You are designing a system for a real-time application in which specific deadlines must be met. Finishing the computation faster gains nothing. You find that your system can execute the necessary code, in the worst case, twice as fast as necessary. How much energy do you save if you execute at the current speed and turn off the system when the computation is complete and how much energy do you save if you set the voltage and frequency to be half as much?

Answer / Explanation:

To proper understand the answers that is given to the question, we need to understand some basic terms that has been used in the question.

Energy: This can be refereed to as the quantitative property that is transferred to an object for the purpose of the object working or to heat up the object. It can also be referred to as conserved quantity that is energy can be converted from one form or state to another but cannot destroyed.
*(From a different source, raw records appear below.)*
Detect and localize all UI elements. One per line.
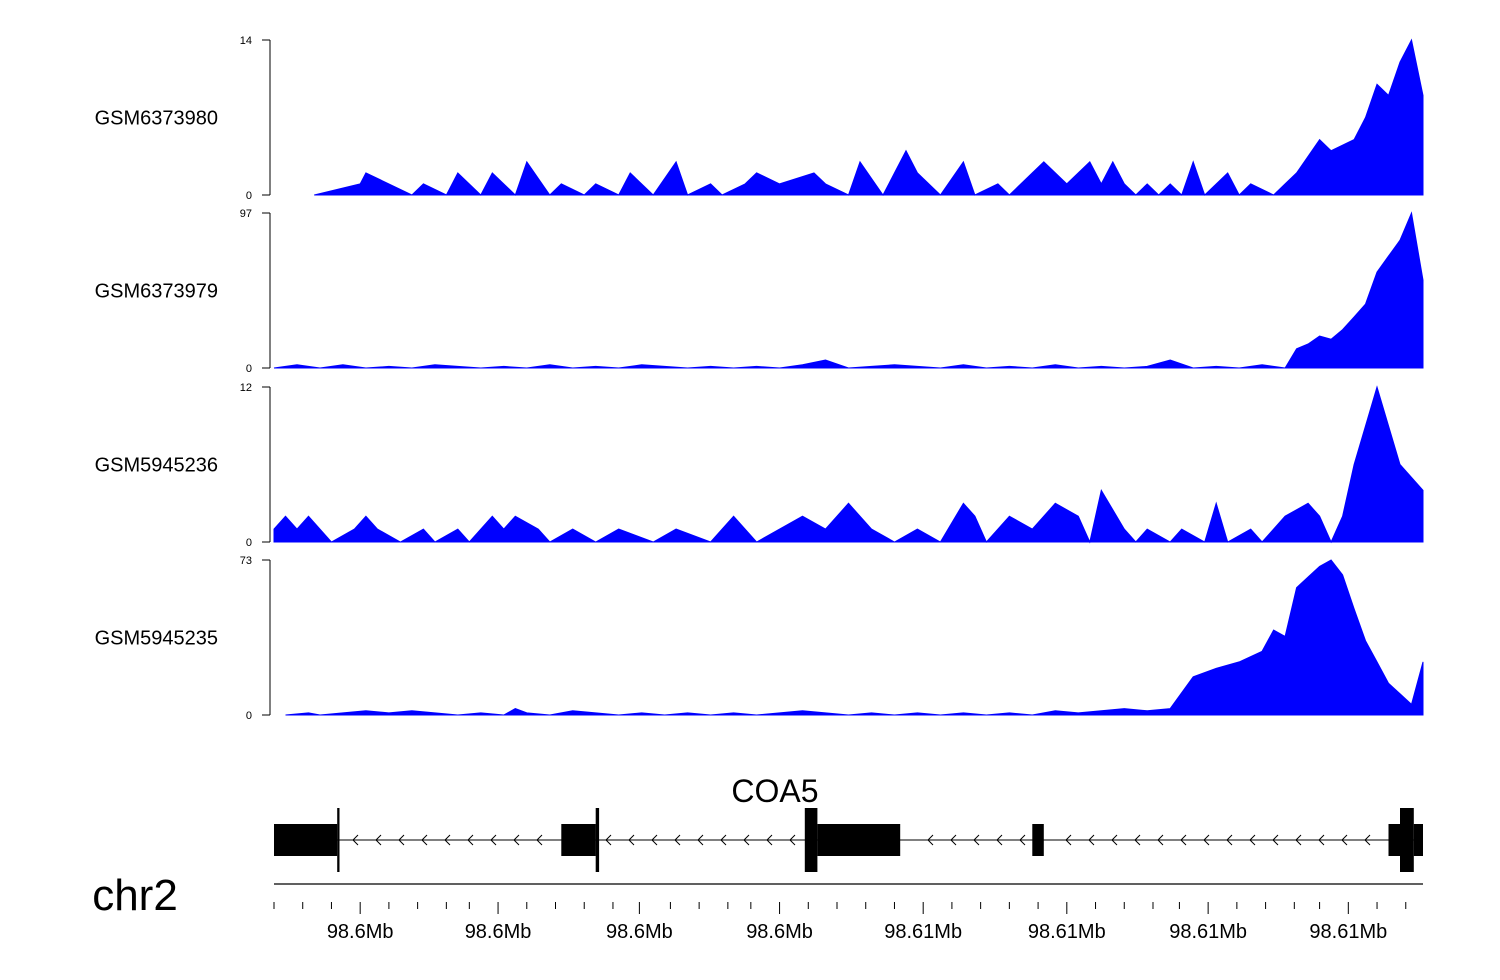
strand-arrow bbox=[996, 834, 1003, 846]
track-GSM5945235: GSM5945235 73 0 bbox=[95, 555, 1424, 722]
gene-exon bbox=[561, 824, 596, 856]
axis-tick-label: 98.61Mb bbox=[1169, 921, 1247, 943]
chromosome-label: chr2 bbox=[92, 871, 178, 920]
coverage-tracks: GSM6373980140GSM6373979970GSM5945236120G… bbox=[95, 35, 1424, 722]
strand-arrow bbox=[490, 834, 497, 846]
strand-arrow bbox=[536, 834, 543, 846]
strand-arrow bbox=[513, 834, 520, 846]
strand-arrow bbox=[1295, 834, 1302, 846]
gene-exon bbox=[804, 808, 818, 872]
strand-arrow bbox=[927, 834, 934, 846]
gene-track: COA5 bbox=[274, 773, 1423, 872]
strand-arrow bbox=[375, 834, 382, 846]
strand-arrow bbox=[1364, 834, 1371, 846]
strand-arrow bbox=[1226, 834, 1233, 846]
strand-arrow bbox=[605, 834, 612, 846]
strand-arrow bbox=[1019, 834, 1026, 846]
track-GSM6373980: GSM6373980 14 0 bbox=[95, 35, 1424, 202]
strand-arrow bbox=[1065, 834, 1072, 846]
strand-arrow bbox=[398, 834, 405, 846]
strand-arrow bbox=[1111, 834, 1118, 846]
strand-arrow bbox=[697, 834, 704, 846]
y-tick-min-label: 0 bbox=[246, 190, 252, 202]
strand-arrow bbox=[674, 834, 681, 846]
strand-arrow bbox=[1203, 834, 1210, 846]
coverage-area bbox=[314, 38, 1424, 196]
genome-axis: chr2 98.6Mb 98.6Mb 98.6Mb 98.6Mb 98.61Mb 98.61… bbox=[92, 871, 1423, 943]
gene-exon bbox=[1400, 808, 1414, 872]
y-tick-max-label: 12 bbox=[240, 382, 252, 394]
strand-arrow bbox=[950, 834, 957, 846]
strand-arrow bbox=[789, 834, 796, 846]
gene-exon bbox=[595, 808, 600, 872]
gene-exon bbox=[337, 808, 340, 872]
gene-exon bbox=[1413, 824, 1423, 856]
axis-tick-label: 98.6Mb bbox=[327, 921, 394, 943]
strand-arrow bbox=[973, 834, 980, 846]
gene-exon bbox=[1032, 824, 1044, 856]
strand-arrow bbox=[421, 834, 428, 846]
strand-arrow bbox=[1088, 834, 1095, 846]
axis-tick-label: 98.61Mb bbox=[1028, 921, 1106, 943]
coverage-area bbox=[273, 385, 1424, 544]
track-label: GSM5945235 bbox=[95, 628, 218, 650]
y-tick-max-label: 73 bbox=[240, 555, 252, 567]
track-GSM6373979: GSM6373979 97 0 bbox=[95, 208, 1424, 375]
strand-arrow bbox=[720, 834, 727, 846]
strand-arrow bbox=[1341, 834, 1348, 846]
strand-arrow bbox=[651, 834, 658, 846]
axis-tick-label: 98.6Mb bbox=[465, 921, 532, 943]
axis-tick-label: 98.61Mb bbox=[884, 921, 962, 943]
track-label: GSM5945236 bbox=[95, 455, 218, 477]
track-GSM5945236: GSM5945236 12 0 bbox=[95, 382, 1424, 549]
strand-arrow bbox=[766, 834, 773, 846]
strand-arrow bbox=[1318, 834, 1325, 846]
axis-tick-label: 98.61Mb bbox=[1309, 921, 1387, 943]
gene-name-label: COA5 bbox=[731, 773, 818, 809]
coverage-area bbox=[285, 559, 1424, 716]
strand-arrow bbox=[1180, 834, 1187, 846]
strand-arrow bbox=[1249, 834, 1256, 846]
gene-exon bbox=[817, 824, 901, 856]
track-label: GSM6373980 bbox=[95, 108, 218, 130]
y-tick-min-label: 0 bbox=[246, 710, 252, 722]
gene-exon bbox=[274, 824, 338, 856]
strand-arrow bbox=[352, 834, 359, 846]
y-tick-min-label: 0 bbox=[246, 363, 252, 375]
strand-arrow bbox=[444, 834, 451, 846]
track-label: GSM6373979 bbox=[95, 281, 218, 303]
strand-arrow bbox=[1134, 834, 1141, 846]
strand-arrow bbox=[628, 834, 635, 846]
axis-tick-label: 98.6Mb bbox=[606, 921, 673, 943]
y-tick-max-label: 14 bbox=[240, 35, 252, 47]
strand-arrow bbox=[1272, 834, 1279, 846]
axis-tick-label: 98.6Mb bbox=[746, 921, 813, 943]
y-tick-min-label: 0 bbox=[246, 537, 252, 549]
gene-exon bbox=[1388, 824, 1400, 856]
strand-arrow bbox=[467, 834, 474, 846]
coverage-area bbox=[273, 211, 1424, 369]
strand-arrow bbox=[1157, 834, 1164, 846]
y-tick-max-label: 97 bbox=[240, 208, 252, 220]
strand-arrow bbox=[743, 834, 750, 846]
Power: This can be defined as the rate of doing work or transferring heat per unit time from one state to another. The SI Units of power is watt which is equal to one joule per second.

Hence, the formula that links energy and power is:

Energy = Power x Time

Now. referring back to the question (a) asking how much energy do we save if we execute at the current speed and turn off the system when the computation is complete: The answer is = 50%. That is 50% of the energy is saved.

(b) If we recall the formula for calculating energy,

we have:

Energy = 1 / 2 Load x V²

Changing the frequency does not affect the energy. However, it affects the power.

So therefore, the new energy is 1 / 2 Load x (1/2 V) ²,

reducing it to about 1 / 4 of the old energy.